35 millions de cancers par an en 2050 : l'OMS alerte sur l'explosion des inégalités face à la maladie
Quatre cas de cancer sur dix seraient liés à des facteurs de risque déjà identifiés. Les progrès scientifiques ne profitent pourtant pas à tous les malades..
L'Organisation mondiale de la santé (OMS) a publié une étude prévoyant une explosion du nombre de cas de cancers à l'échelle mondiale d'ici 2050. Selon ses projections, le nombre de nouveaux cas annuels pourrait atteindre 35 millions en 2050, contre environ 20 millions en 2024. Cette hausse s'explique principalement par deux facteurs : l'augmentation et le vieillissement de la population mondiale, ainsi que l'accroissement des inégalités d'accès aux soins entre les pays riches et les pays pauvres. L'OMS souligne que ces disparités risquent de creuser encore davantage l'écart entre les nations en matière de prise en charge des patients et de prévention des maladies.

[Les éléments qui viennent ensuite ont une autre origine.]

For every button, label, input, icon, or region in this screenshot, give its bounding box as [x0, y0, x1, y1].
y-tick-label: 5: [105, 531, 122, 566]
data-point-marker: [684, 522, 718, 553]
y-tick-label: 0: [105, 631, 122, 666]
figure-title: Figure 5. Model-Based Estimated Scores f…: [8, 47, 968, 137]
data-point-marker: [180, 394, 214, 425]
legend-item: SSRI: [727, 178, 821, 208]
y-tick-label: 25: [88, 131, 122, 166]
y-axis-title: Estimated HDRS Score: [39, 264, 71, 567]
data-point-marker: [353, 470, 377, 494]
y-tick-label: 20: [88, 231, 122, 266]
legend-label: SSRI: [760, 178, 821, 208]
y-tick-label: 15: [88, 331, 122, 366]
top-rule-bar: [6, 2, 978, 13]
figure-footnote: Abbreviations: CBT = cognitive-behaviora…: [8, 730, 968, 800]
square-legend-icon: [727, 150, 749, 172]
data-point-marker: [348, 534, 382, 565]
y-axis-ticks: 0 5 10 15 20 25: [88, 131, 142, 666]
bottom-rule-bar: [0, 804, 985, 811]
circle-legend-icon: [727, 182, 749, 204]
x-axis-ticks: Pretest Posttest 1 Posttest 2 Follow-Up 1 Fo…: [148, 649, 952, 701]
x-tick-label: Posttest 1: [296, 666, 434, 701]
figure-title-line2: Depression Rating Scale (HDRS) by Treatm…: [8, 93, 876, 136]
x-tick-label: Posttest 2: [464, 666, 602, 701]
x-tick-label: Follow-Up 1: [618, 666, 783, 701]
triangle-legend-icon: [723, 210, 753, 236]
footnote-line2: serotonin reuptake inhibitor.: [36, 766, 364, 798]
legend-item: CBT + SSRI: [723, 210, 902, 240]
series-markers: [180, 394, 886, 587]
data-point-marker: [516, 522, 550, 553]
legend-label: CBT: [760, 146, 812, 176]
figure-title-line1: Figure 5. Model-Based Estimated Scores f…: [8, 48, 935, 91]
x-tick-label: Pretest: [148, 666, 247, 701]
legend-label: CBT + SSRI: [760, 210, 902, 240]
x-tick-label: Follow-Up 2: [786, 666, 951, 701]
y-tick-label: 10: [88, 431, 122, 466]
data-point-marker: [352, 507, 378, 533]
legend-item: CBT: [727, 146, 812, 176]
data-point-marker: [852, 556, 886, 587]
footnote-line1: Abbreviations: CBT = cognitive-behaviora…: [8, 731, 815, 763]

Plusieurs facteurs expliquent cette augmentation prévue des cas de cancer. D'abord, la croissance démographique mondiale, qui devrait atteindre 9,7 milliards d'habitants en 2050 selon les projections de l'ONU, augmente mécaniquement le nombre de personnes potentiellement touchées par la maladie. Ensuite, le vieillissement de la population joue un rôle clé, car le risque de développer un cancer augmente avec l'âge. Par ailleurs, l'exposition à des facteurs de risque comme la pollution de l'air, les produits chimiques ou encore le tabagisme reste élevée dans de nombreux pays. Enfin, les inégalités d'accès aux diagnostics précoces et aux traitements adaptés, notamment entre les pays développés et ceux en développement, aggravent la situation.
L'OMS met en lumière des disparités majeures dans la prise en charge des cancers selon les régions du monde. Dans les pays à revenu élevé, comme ceux d'Europe ou d'Amérique du Nord, les taux de survie après un diagnostic de cancer peuvent dépasser 80 %, grâce à des systèmes de santé performants, des technologies médicales avancées et un accès facilité aux traitements. En revanche, dans les pays à faible ou moyen revenu, ce taux chute parfois en dessous de 30 %, en raison d'un manque d'infrastructures, de personnels soignants qualifiés et de médicaments essentiels. Ces écarts risquent de s'accentuer avec la hausse des cas, créant une fracture sanitaire mondiale.
L'explosion du nombre de cas de cancer aura des répercussions majeures sur les systèmes de santé et les économies mondiales. Les coûts liés aux traitements, aux hospitalisations et aux soins de support représenteront une charge financière colossale pour les États et les familles. Selon l'OMS, les pays à faible revenu seront particulièrement vulnérables, car ils devront faire face à une demande croissante de soins sans disposer des ressources nécessaires. Par ailleurs, la maladie aura un impact sur la productivité des travailleurs, entraînant des pertes économiques estimées à plusieurs milliards de dollars par an. Ces défis soulignent l'urgence d'investir dans la prévention et les soins primaires.
Pour tenter de limiter cette crise sanitaire, l'OMS formule plusieurs recommandations. Parmi elles, la priorité doit être donnée à la prévention, notamment en réduisant l'exposition aux facteurs de risque comme le tabagisme, la pollution ou une alimentation déséquilibrée. L'organisation insiste également sur l'importance de renforcer les systèmes de santé dans les pays les plus pauvres, en investissant dans des infrastructures médicales, en formant des professionnels de santé et en facilitant l'accès aux médicaments essentiels. Enfin, l'OMS encourage la coopération internationale pour partager les connaissances, les technologies et les ressources, afin d'assurer une réponse globale et équitable à cette menace.